The actions of INAC are not only undemocratic, they are also a violation of section 35 of the Canadian Constitution Act which the Canadian government has affirmed protects “the inherent right of self-government as an existing Aboriginal right.” The reason that the INAC feels that they are entitled to impose their decision concerning such matters upon the Algonquins of Barriere Lake—and the reason the federal government gives INAC a pass at circumventing the Constitution—is found buried in the federal legislation concerning government policy with regards to First Nations. I am speaking specifically about section 74 of the Indian Act, which allows the Minister of Indian Affairs to impose its own electoral system and its results on a community “whenever he deems it advisable for the good government of a band.”
It is widely believed that the reasoning behind INAC invoking this obscure section of the Indian Act—a provision which has only been used three times in Canadian history, the last being in 1924 against the Haudenosaunee government—is, in the words of community spokesperson Marylynn Poucachiche, “to sever our connection to the land, which is maintained by our traditional political system. They don’t want to deal with a strong leadership and a community that demands the governments honour signed agreements regarding the exploitation of our lands and resources.” It’s an old tactic we’ve seen many times before: destabilize, install, control. In this particular case, the government’s end goal is to exploit the community’s land.
When it comes to fully understanding the many complicated issues facing the First Nations, it is almost impossible to do so without also discussing the aforementioned Indian Act and understanding its history. So let’s dive in together…
For those who are not familiar, the ironically titled An Act Respecting Indians (R.S., 1985, c. I-5)—commonly known by its legal short name as the Indian Act—is a federal statute that originated in 1876. It is the legal embodiment of the government’s long standing policy to coerce the First Nations people (whom the Act identifies as “Indian”), through paternalistic and oppressive policies and practices, to assimilate into the dominant white British-Canadian culture. Historically the Indian Act has been, in effect, a blueprint for apartheid and cultural genocide.

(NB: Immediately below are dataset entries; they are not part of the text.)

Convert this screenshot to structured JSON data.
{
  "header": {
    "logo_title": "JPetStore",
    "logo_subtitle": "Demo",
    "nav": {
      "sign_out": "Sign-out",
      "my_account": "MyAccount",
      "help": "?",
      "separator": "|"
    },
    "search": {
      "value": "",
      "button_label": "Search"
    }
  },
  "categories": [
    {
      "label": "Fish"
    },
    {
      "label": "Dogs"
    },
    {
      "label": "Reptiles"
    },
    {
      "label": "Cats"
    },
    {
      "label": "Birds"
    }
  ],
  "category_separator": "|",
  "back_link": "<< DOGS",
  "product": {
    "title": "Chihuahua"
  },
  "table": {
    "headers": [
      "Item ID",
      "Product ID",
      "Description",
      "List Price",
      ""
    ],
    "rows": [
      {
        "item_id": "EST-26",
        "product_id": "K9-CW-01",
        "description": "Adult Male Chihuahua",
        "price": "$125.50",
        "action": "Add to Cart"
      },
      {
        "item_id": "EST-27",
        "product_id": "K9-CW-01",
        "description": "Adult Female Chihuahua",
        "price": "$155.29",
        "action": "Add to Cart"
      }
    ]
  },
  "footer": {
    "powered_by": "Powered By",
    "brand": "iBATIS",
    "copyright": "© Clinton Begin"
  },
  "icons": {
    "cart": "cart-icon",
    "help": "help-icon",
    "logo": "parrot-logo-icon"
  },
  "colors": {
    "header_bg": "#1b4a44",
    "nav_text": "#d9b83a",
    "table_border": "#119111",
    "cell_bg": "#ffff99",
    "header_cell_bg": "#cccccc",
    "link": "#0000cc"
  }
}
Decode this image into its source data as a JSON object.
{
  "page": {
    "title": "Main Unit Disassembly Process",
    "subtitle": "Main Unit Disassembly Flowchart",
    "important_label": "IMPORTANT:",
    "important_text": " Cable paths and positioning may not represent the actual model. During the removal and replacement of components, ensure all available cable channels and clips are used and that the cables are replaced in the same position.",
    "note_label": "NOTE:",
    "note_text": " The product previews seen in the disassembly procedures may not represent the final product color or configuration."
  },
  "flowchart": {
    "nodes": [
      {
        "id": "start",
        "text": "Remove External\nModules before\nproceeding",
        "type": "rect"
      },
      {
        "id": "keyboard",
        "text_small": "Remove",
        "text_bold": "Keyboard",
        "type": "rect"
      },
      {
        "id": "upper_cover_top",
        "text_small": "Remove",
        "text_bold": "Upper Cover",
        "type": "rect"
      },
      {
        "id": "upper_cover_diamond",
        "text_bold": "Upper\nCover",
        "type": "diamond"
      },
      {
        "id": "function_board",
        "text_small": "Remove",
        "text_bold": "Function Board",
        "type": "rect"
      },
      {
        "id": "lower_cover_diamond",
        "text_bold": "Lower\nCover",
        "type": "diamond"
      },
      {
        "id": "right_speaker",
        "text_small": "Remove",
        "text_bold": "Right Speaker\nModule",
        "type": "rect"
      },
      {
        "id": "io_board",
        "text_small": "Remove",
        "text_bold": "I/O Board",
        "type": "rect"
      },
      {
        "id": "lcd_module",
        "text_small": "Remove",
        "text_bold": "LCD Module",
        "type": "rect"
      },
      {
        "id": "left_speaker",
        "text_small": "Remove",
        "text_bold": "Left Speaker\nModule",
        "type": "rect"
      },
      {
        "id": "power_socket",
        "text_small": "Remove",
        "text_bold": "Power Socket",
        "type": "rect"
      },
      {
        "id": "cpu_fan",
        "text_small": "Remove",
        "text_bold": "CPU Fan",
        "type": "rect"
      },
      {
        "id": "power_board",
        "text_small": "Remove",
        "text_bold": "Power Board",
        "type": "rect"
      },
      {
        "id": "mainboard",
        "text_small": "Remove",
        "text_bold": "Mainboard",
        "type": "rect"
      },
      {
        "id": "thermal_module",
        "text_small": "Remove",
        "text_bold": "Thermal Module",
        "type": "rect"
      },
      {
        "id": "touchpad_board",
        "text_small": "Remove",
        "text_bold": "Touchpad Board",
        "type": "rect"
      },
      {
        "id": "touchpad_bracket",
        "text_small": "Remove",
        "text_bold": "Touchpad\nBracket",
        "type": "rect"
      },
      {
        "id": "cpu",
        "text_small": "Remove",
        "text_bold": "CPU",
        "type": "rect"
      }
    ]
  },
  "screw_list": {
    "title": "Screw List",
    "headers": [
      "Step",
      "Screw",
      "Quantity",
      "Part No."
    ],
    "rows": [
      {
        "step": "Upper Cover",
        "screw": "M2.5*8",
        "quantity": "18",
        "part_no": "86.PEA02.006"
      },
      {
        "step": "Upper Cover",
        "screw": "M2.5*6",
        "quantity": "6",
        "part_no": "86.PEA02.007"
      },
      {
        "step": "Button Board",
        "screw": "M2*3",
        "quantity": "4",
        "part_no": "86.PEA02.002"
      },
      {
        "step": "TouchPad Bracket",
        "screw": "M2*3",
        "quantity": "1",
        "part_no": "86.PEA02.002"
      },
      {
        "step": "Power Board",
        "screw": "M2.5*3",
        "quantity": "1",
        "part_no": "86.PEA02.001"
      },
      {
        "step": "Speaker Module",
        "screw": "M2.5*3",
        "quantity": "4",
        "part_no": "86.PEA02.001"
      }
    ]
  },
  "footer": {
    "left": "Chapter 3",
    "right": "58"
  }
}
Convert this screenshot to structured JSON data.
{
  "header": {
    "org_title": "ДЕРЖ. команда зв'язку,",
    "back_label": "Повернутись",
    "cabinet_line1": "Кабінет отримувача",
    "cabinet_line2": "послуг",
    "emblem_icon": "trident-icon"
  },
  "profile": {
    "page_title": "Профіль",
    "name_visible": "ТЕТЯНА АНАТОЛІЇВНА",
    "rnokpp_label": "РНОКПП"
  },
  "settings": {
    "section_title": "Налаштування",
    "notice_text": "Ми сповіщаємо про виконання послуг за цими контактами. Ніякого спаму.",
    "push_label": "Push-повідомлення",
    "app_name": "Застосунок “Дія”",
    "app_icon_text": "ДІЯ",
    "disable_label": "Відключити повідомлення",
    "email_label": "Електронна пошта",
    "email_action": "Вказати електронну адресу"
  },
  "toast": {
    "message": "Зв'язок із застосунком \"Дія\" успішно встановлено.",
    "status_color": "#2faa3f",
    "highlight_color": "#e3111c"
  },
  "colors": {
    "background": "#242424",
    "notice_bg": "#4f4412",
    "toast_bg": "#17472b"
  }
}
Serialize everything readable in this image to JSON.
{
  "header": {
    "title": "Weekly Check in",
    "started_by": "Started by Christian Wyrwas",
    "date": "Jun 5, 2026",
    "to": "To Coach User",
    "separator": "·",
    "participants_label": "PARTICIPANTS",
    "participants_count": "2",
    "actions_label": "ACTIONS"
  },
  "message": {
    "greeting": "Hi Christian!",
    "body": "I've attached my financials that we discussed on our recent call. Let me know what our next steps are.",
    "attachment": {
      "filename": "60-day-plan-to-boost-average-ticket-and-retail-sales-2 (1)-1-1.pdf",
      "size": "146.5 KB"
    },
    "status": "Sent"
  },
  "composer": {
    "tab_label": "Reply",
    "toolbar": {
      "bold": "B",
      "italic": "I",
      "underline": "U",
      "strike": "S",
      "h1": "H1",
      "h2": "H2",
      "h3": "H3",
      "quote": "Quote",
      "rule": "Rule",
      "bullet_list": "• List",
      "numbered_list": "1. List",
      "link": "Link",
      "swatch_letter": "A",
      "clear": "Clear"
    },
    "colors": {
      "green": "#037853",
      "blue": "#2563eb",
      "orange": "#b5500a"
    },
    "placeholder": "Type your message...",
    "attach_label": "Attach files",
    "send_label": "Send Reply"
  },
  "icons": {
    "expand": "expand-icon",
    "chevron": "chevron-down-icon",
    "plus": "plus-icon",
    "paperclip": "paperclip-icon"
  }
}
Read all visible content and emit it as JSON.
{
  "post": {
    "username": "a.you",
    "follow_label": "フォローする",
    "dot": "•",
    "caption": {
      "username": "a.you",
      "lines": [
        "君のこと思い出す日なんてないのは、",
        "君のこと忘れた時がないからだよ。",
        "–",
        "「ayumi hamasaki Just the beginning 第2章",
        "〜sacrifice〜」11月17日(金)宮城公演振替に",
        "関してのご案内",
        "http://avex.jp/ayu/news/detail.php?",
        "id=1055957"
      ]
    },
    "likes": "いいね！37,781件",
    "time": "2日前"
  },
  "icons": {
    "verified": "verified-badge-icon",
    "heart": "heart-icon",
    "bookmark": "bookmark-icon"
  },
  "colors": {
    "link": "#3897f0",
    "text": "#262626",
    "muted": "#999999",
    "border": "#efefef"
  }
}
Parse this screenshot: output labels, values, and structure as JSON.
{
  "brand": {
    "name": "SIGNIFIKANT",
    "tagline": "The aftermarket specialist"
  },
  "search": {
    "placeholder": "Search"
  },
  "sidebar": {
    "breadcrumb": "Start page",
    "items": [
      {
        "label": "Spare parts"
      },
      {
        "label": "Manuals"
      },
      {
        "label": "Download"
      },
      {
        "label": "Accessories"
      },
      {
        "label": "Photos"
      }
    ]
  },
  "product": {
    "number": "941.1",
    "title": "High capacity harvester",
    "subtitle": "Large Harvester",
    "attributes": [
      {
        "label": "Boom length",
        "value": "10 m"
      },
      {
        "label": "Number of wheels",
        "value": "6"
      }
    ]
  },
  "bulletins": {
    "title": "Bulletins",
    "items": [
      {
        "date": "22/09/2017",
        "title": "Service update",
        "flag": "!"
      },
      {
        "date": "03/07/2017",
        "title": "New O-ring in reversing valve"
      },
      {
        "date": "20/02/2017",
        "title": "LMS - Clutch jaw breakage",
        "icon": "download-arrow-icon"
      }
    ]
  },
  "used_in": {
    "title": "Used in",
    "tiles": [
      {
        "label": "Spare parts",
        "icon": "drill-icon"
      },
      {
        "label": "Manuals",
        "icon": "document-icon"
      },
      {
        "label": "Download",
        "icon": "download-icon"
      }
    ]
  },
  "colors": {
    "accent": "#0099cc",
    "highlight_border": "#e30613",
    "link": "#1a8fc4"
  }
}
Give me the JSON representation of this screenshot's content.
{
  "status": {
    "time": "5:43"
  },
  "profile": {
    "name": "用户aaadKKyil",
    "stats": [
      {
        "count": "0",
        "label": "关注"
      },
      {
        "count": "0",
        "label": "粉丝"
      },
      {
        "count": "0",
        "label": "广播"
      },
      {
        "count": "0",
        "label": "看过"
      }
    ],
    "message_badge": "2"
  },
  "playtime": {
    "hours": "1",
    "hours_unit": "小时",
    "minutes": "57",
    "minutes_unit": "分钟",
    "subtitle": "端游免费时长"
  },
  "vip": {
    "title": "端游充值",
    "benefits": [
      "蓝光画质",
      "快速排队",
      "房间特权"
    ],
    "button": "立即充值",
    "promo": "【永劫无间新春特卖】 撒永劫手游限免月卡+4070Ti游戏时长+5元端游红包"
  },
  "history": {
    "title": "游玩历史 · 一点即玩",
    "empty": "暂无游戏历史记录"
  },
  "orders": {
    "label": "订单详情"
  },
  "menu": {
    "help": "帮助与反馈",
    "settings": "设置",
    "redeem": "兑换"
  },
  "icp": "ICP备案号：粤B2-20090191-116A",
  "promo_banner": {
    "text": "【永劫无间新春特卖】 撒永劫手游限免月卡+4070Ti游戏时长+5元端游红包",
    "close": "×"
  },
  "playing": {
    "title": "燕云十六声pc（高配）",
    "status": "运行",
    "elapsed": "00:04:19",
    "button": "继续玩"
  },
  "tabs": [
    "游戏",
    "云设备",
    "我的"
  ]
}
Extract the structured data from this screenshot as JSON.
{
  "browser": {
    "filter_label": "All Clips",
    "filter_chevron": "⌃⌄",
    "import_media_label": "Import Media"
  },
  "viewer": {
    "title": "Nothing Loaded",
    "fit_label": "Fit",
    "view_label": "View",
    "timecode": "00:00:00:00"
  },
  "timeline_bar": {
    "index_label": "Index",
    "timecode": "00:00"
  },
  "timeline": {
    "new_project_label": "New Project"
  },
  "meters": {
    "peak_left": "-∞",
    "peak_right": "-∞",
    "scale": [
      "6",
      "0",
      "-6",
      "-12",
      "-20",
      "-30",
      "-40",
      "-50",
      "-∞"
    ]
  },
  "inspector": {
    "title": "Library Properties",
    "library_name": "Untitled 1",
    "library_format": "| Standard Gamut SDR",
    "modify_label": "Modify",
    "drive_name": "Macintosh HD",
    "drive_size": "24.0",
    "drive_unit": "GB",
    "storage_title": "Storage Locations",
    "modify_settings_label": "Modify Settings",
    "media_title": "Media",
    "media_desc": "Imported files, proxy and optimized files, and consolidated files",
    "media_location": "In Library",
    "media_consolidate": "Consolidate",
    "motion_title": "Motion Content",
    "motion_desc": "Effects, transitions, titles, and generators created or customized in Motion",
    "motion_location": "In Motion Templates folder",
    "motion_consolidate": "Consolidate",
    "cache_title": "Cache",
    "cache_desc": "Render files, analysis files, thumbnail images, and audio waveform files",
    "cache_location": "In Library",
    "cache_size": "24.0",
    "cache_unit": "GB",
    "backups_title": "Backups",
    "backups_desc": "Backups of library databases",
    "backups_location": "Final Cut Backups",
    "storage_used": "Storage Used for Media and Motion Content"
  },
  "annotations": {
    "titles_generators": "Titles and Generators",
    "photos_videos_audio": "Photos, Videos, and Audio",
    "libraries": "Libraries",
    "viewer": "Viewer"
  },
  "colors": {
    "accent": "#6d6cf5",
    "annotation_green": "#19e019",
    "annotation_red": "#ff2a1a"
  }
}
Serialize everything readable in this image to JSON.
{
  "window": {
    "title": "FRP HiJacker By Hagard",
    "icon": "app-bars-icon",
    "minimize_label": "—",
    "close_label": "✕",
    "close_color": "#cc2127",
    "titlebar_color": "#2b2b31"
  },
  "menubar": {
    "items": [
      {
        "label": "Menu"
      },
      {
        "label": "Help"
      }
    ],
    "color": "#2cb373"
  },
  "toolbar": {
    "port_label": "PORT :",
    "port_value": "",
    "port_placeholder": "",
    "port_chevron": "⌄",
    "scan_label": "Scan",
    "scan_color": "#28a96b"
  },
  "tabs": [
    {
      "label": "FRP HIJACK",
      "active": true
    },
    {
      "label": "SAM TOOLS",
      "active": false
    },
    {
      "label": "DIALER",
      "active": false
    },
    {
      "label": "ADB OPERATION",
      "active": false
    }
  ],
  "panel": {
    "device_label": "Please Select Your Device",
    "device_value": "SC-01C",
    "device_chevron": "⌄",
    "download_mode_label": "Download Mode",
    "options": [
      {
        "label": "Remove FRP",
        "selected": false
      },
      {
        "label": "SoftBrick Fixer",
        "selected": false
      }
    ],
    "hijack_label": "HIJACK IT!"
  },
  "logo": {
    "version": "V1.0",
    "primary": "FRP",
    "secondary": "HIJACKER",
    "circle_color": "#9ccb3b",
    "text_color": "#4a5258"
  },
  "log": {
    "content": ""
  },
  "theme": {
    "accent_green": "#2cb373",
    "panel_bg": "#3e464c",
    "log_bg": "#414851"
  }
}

As the legal thumb used by the federal government to systematically oppress the First Nations people, the Indian Act, at different times through different amendments, has been used to shape and control every aspect of their lives by, for example: placing bans on traditional ceremonies and dances (1885); allowing the forced removal of Indians from reserves near towns with more than 8,000 residents (1905); allowing municipalities and companies to expropriate portions of reserves, without surrender, to be used for public works such as roads and railways (1911); requiring western Indians to obtain official permission from the government before appearing in “aboriginal costume” in any “dance, show, exhibition, stampede or pageant” (1914); preventing anyone, whether Indian or not, from soliciting funds for First Nations legal claims without a special license from the Superintendent-General, thereby preventing First Nations people from being able to pursue land claims (1927). In 1930 an amendment was added to make it an offense for pool hall owners to allow entrance to a First Nations person who “by inordinate frequenting of a pool room either on or off an Indian reserve misspends or wastes his time or means to the detriment of himself, his family or household”; the list goes on and on.